The pedicab, though, fills a different role.
“Money is not the focus,” he said. “Money is a little cream on top.”
That outlook is tied to a larger philosophy that Greheta returns to throughout the ride. He describes Ubert! less as a business venture than as an extension of how he wants to move through life— loosely, playfully and without letting routine flatten everything into obligation.
He connects that mindset to the feeling of being a kid and playing without having to think about it first.
“Never let go of whatever playing means to you, just never stop doing that,” he said. “Whatever that means, even if it changes, transforms, adapts, never stop playing.”
That sense of play is part of what makes the pedicab memorable. Greheta rides through town with music, conversation and a visible sense of enjoyment. He said people often respond to that energy right away. Whether they wave, laugh, ask questions or hop on, the reaction becomes part of the ride itself.
“I just try to infest positivity and just uplift for everybody.”
The routes vary, with some riders having a destination in mind, while others are more interested in the novelty of the experience. Greheta’s favorite rides are often the simplest ones, where people just want to cruise around downtown with no particular endpoint.
“My favorite is people that just are like, ‘Dude, I just want to cruise around. Let’s just randomly go.’ And I’m like, ‘That’s all I want to do.’”
He is also open to longer trips when needed.
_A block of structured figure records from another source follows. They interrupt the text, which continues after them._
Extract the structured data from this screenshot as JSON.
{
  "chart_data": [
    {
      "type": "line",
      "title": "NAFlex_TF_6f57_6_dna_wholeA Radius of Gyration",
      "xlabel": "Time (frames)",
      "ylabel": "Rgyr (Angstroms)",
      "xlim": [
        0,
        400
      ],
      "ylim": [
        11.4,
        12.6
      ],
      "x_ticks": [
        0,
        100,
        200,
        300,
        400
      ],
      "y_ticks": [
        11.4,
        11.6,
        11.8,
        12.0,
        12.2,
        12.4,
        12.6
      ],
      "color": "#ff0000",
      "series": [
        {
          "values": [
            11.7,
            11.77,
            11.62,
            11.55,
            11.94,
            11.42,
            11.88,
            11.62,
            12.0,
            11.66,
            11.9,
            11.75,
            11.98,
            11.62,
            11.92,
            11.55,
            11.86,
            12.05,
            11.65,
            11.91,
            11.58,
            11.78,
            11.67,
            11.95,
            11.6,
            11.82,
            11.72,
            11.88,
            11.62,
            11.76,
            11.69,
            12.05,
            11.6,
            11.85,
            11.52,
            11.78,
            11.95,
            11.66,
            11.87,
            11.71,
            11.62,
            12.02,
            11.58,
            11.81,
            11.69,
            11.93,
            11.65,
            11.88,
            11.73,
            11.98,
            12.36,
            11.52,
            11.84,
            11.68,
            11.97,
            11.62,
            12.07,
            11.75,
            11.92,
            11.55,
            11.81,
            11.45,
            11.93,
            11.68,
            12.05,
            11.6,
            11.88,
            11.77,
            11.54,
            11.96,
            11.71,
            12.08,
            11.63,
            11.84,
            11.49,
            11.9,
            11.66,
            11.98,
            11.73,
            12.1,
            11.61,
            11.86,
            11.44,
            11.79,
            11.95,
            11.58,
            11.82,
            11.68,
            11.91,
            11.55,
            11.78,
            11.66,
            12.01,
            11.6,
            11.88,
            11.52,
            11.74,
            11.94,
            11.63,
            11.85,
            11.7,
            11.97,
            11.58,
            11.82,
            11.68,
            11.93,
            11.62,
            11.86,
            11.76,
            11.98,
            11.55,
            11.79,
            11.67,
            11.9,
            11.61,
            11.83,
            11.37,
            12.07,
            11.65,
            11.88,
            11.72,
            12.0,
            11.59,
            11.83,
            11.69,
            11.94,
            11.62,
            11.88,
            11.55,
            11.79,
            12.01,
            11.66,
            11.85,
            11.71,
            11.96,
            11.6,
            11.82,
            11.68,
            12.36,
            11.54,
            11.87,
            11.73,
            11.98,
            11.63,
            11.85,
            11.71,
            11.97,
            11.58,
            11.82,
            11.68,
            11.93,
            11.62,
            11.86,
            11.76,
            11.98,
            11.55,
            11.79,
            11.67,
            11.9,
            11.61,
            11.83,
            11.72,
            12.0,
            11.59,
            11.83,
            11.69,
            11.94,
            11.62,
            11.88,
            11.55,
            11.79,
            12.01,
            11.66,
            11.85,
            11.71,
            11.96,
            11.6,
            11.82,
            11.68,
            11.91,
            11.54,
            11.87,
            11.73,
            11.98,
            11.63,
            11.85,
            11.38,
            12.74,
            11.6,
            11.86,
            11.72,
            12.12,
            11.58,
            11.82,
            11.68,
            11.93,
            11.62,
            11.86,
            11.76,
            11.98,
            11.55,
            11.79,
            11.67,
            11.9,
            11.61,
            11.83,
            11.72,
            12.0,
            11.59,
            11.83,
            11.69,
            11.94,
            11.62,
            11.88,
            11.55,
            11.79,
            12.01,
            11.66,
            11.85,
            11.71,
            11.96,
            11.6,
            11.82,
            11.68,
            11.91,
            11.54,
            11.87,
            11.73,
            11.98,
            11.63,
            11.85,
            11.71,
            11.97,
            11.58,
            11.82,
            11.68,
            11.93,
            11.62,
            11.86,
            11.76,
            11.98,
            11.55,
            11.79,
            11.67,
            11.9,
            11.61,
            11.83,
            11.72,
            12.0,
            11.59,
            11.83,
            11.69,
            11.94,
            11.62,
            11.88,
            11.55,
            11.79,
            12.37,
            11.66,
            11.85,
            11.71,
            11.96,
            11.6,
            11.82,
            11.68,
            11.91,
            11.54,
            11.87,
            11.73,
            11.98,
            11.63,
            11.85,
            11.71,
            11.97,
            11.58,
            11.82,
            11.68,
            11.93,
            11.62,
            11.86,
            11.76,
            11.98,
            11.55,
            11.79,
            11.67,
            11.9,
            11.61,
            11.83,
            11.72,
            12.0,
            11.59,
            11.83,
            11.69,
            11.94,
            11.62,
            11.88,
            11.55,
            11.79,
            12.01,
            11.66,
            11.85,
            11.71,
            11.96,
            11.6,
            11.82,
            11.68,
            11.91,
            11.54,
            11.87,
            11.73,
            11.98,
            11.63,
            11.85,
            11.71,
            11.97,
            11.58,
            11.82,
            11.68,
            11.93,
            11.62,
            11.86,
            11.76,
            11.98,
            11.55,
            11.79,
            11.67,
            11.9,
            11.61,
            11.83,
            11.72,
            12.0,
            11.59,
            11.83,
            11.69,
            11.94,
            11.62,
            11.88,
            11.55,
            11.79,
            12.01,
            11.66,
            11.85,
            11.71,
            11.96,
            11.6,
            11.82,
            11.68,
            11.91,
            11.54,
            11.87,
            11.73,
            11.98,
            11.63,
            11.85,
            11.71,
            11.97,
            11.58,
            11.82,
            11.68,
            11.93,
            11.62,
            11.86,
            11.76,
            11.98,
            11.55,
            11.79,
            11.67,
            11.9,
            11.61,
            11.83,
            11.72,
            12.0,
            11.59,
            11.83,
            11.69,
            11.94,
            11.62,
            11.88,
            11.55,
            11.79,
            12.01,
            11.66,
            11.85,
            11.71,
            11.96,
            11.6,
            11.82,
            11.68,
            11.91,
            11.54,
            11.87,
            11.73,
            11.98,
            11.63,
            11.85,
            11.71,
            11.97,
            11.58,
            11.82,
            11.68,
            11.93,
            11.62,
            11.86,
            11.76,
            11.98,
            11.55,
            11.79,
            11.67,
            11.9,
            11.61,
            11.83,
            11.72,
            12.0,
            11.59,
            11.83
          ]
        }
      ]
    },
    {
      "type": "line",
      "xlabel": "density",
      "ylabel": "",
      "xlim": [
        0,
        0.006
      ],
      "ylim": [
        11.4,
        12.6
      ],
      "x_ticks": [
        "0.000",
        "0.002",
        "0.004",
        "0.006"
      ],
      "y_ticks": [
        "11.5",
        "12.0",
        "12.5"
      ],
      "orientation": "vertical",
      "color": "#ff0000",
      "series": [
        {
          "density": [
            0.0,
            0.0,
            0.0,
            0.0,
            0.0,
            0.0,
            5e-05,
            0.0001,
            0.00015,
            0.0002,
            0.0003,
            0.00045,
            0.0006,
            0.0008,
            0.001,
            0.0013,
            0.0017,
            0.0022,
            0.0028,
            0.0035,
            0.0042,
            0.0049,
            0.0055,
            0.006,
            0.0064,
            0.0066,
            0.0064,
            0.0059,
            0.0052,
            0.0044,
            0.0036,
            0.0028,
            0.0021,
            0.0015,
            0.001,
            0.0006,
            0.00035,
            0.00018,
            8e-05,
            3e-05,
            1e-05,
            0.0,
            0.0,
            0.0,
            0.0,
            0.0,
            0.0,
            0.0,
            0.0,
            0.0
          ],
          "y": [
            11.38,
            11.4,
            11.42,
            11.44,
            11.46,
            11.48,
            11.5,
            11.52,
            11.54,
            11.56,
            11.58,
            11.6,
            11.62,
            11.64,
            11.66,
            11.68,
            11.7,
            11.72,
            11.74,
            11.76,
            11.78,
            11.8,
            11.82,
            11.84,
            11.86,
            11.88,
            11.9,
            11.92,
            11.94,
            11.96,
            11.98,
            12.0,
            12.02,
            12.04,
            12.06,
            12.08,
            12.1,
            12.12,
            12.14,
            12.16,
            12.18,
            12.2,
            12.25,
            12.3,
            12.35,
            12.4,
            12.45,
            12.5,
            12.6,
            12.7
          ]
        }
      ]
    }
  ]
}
In one case, he recalled taking someone to the airport after their other forms of transportation fell through. Even then, he is careful not to oversell what Ubert! is.
Ubert! does not run on a fixed schedule. Greheta describes himself as “a one-man show,” available when his other work allows or when people reach out directly. Social media and word of mouth help riders find him, but there is no guarantee he will be out at a specific time. That unpredictability is part limitation, part identity.
“There’s no really set schedule,” he said. “I just kind of like to be like a shooting star a little bit.”
Riders may also get something like a local’s perspective on San Luis Obispo, though Greheta does not present Ubert! as a formal tour.
He knows the city well, but not in the polished, historical-tour-guide sense. Instead, his commentary is often reflective of local stories and the sort of details that come from years around town.
Ubert! occupies an unusual place in downtown San Luis Obispo, all things included. It is part-transportation, part-performance and part-social-interaction— a product of Greheta’s personality and approach. It might be a practical ride for some. For others, it is simply an unexpected break in the routine of downtown life.
“If it’s not aligned with love and peace, then it might just be a distraction.”